Demenzdiagnostik

 

(= D.) [engl. dementia diagnostics], [BIO, DIA, GES], bez. die multidisziplinäre Erfassung der med.-biol. und psychol. Merkmale einer Demenz entspr. der meth. Prinzipien der beteiligten Fachdisziplinen sowie die systematische Zuordnung der Befunde zu einem Krankheitsbegriff. Die beobachteten Krankheitszeichen werden im Kontext einer Krankheitstheorie der Demenz interpretiert und erklärt. In der D. werden der Aufwand und das Risiko der eingesetzten Methoden und der sich daraus ergebende Entscheidungsnutzen für die weitere Behandlung gegeneinander abgewogen.

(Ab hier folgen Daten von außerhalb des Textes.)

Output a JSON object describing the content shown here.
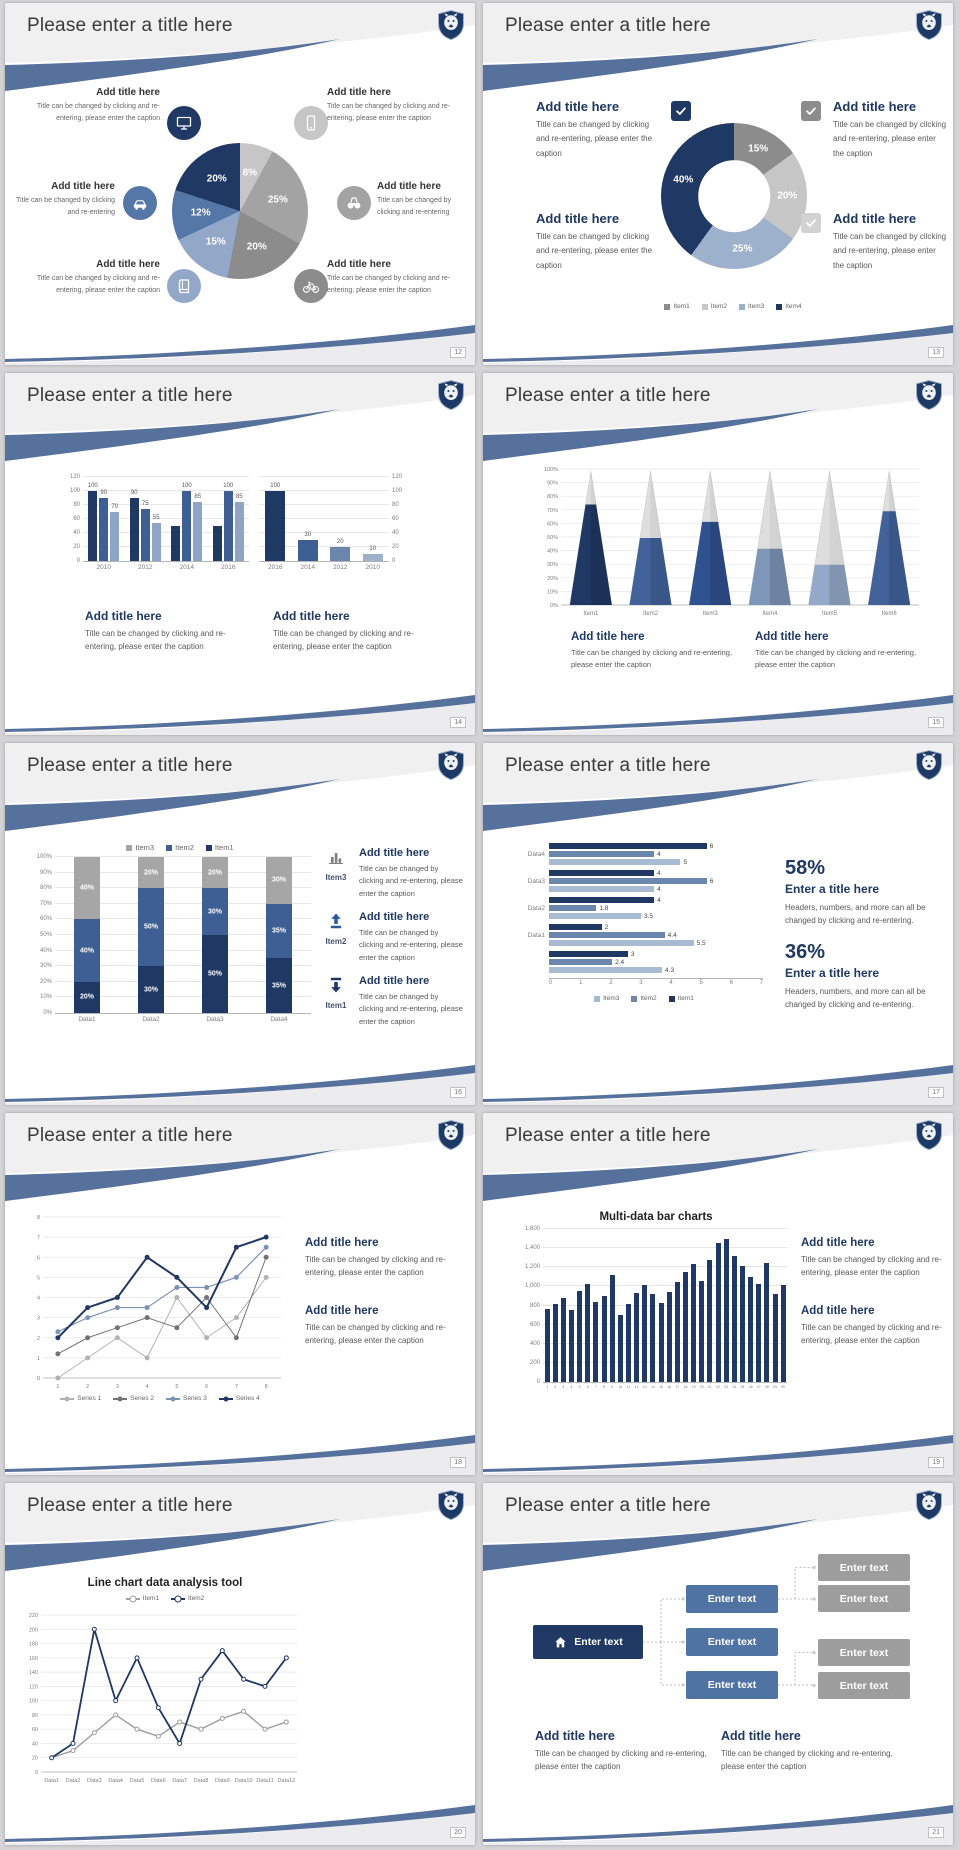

Da es sich bei Demenz nach ICD-10 (F00-F03) um einen sehr breiten Krankheitsbegriff mit sehr unterschiedlichen Ursachen handelt, wird auf humanbiol. und psychol. Ebene eine Vielzahl von Verfahren zur Erfassung der chronischen oder fortschreitenden Symptome der Hirnerkrankung eingesetzt. D. differenziert einzelne Demenzarten und grenzt diese von anderen organischen und psych. Störungen ab. Dazu werden bildgebende Verfahren und die Elektroenzephalografie, EEG eingesetzt, wobei insbes. die Kernspintomografie, die Computertomografie und die Positronen-Emissions-Tomografie mit spez. Liganden zur Differenzierung fokaler oder diffuser Veränderungen des Gehirns genutzt werden. Die D. berücksichtigt auch andere med.-organische Faktoren, welche die Entwicklung einer Demenz begünstigen können, wie etwa Diabetes, Erkrankungen der Leber, Niere, Schilddrüse, des Immunsystems sowie best. Vitaminmangelerkrankungen.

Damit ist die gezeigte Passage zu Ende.